Er bestaan onder de plaatsnamen nog vele beken die den name van leed dragen, zoo b.v. te Coxyde: Het Noordduinleed, het Westduinleed, 't Lange Leed.
Te Meetkerke: Het Moere geleed, 't Nieuw geleed.
Te Moere: Peeters Leedeken, het Daelniet Leed.
Dat zijn verschillige waterloopen.
De beke die door Iper spoelt heet men het Ipertje; maar ook en meer nog 't Leed, 't is te zeggen de waterloop van Iper.
Het Leed is eene plaats voor Sint Maartenskerke, en 't woord is zooveel te zeggen als de waterloop.
In de jaren 1000 en 1100 waren onze stedewaterloopen van houten bruggen voorzien; later, als de houten bruggen vervielen, wierden ze, onder andere op de Leed heden het Reitje genaamd, door steenen bruggen vervangen.
In 1627 wierd de Leebrugge door Jan De Wachter herbouwd, en in 1629 hieuw Hieronymus Stalpaert twee arduinen leeuwen en zette ze slinks en rechts op de steenen breidels van de Leebrugge. Sedert dien is de name Leebrugge in Leeuwbrugge verloopen.
Dat het wel de Leebrugge was, in de middeleeuwen, bewijst de naam van de strate die heden naar Sint Jacobskerke loopt en die beneden de Leebrugge ligt.
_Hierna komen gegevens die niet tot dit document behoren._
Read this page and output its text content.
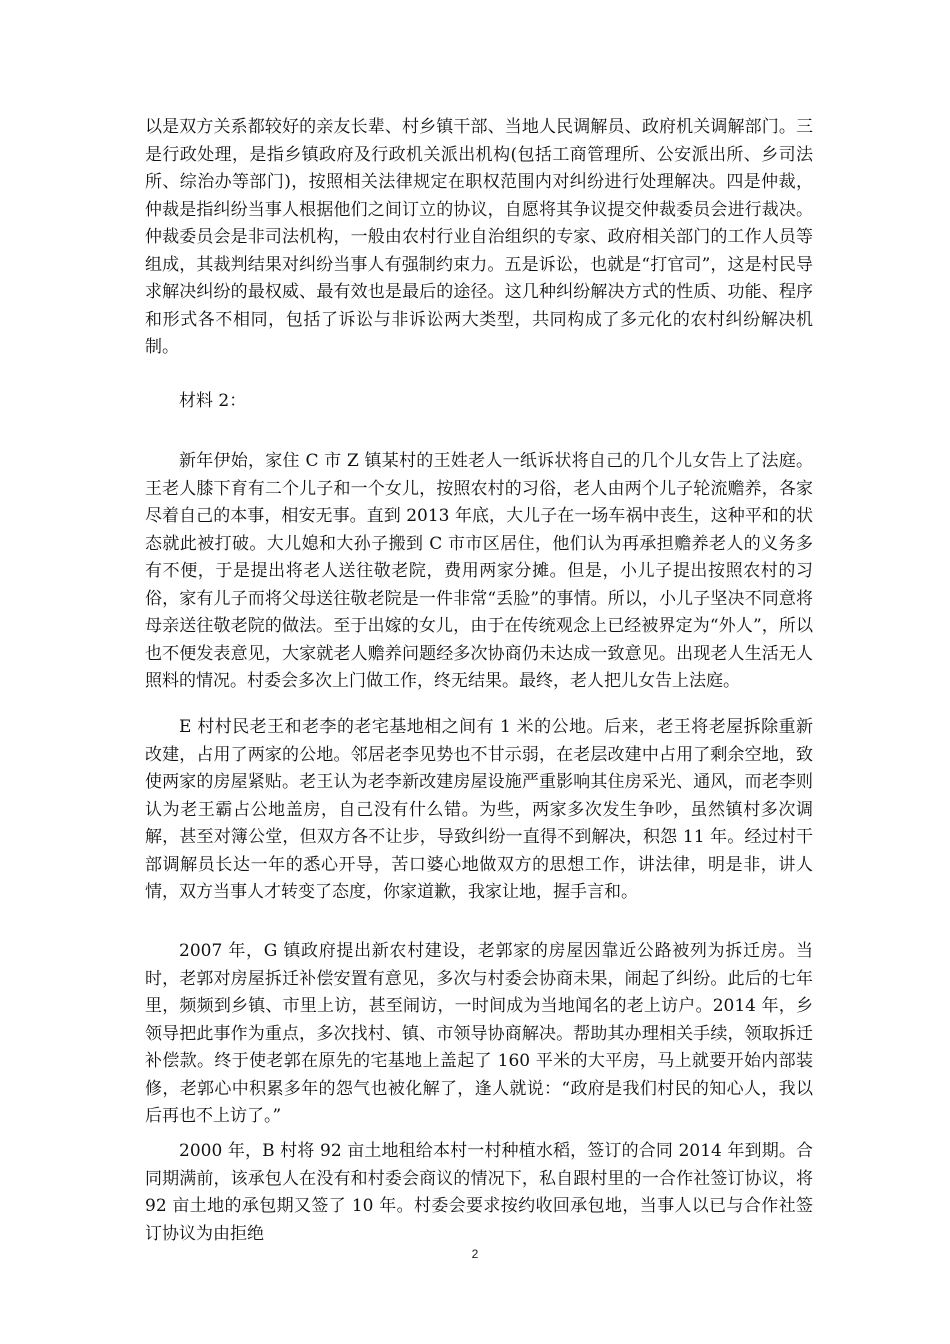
以是双方关系都较好的亲友长辈、村乡镇干部、当地人民调解员、政府机关调解部门。三是行政处理，是指乡镇政府及行政机关派出机构(包括工商管理所、公安派出所、乡司法所、综治办等部门)，按照相关法律规定在职权范围内对纠纷进行处理解决。四是仲裁，仲裁是指纠纷当事人根据他们之间订立的协议，自愿将其争议提交仲裁委员会进行裁决。仲裁委员会是非司法机构，一般由农村行业自治组织的专家、政府相关部门的工作人员等组成，其裁判结果对纠纷当事人有强制约束力。五是诉讼，也就是“打官司”，这是村民导求解决纠纷的最权威、最有效也是最后的途径。这几种纠纷解决方式的性质、功能、程序和形式各不相同，包括了诉讼与非诉讼两大类型，共同构成了多元化的农村纠纷解决机制。

材料 2：

新年伊始，家住 C 市 Z 镇某村的王姓老人一纸诉状将自己的几个儿女告上了法庭。王老人膝下育有二个儿子和一个女儿，按照农村的习俗，老人由两个儿子轮流赡养，各家尽着自己的本事，相安无事。直到 2013 年底，大儿子在一场车祸中丧生，这种平和的状态就此被打破。大儿媳和大孙子搬到 C 市市区居住，他们认为再承担赡养老人的义务多有不便，于是提出将老人送往敬老院，费用两家分摊。但是，小儿子提出按照农村的习俗，家有儿子而将父母送往敬老院是一件非常“丢脸”的事情。所以，小儿子坚决不同意将母亲送往敬老院的做法。至于出嫁的女儿，由于在传统观念上已经被界定为“外人”，所以也不便发表意见，大家就老人赡养问题经多次协商仍未达成一致意见。出现老人生活无人照料的情况。村委会多次上门做工作，终无结果。最终，老人把儿女告上法庭。

E 村村民老王和老李的老宅基地相之间有 1 米的公地。后来，老王将老屋拆除重新改建，占用了两家的公地。邻居老李见势也不甘示弱，在老层改建中占用了剩余空地，致使两家的房屋紧贴。老王认为老李新改建房屋设施严重影响其住房采光、通风，而老李则认为老王霸占公地盖房，自己没有什么错。为些，两家多次发生争吵，虽然镇村多次调解，甚至对簿公堂，但双方各不让步，导致纠纷一直得不到解决，积怨 11 年。经过村干部调解员长达一年的悉心开导，苦口婆心地做双方的思想工作，讲法律，明是非，讲人情，双方当事人才转变了态度，你家道歉，我家让地，握手言和。

2007 年，G 镇政府提出新农村建设，老郭家的房屋因靠近公路被列为拆迁房。当时，老郭对房屋拆迁补偿安置有意见，多次与村委会协商未果，闹起了纠纷。此后的七年里，频频到乡镇、市里上访，甚至闹访，一时间成为当地闻名的老上访户。2014 年，乡领导把此事作为重点，多次找村、镇、市领导协商解决。帮助其办理相关手续，领取拆迁补偿款。终于使老郭在原先的宅基地上盖起了 160 平米的大平房，马上就要开始内部装修，老郭心中积累多年的怨气也被化解了，逢人就说：“政府是我们村民的知心人，我以后再也不上访了。”

2000 年，B 村将 92 亩土地租给本村一村种植水稻，签订的合同 2014 年到期。合同期满前，该承包人在没有和村委会商议的情况下，私自跟村里的一合作社签订协议，将 92 亩土地的承包期又签了 10 年。村委会要求按约收回承包地，当事人以已与合作社签订协议为由拒绝

2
Op de kaarte der stad Brugge van Marcus Geeraert 1562, staat die strate immers als de Leestrate, de strate naar 't leed, naar de Leebrugge, geteekend.
***
Twee legenden bestaan er onder 't volk over de Leebrugge.
Er wordt verteld van de twee arduinen leeuwen, die van weerkanten op de brugge liggen, als het nieuwjaarnacht twaalve slaat op den Hallentorre, dat zij hunnen kop ommedraaien en rondkijken; en, tegen dat het ophoudt van slaan, dat ze weêr voor een geheel jaar hunne gewone houdinge hernemen.
Het gebruik van aan de beelden draaiende hoofden, of, op zekere tijdstippen van het jaar, beweginge toe te schrijven, is de wereld rond gekend.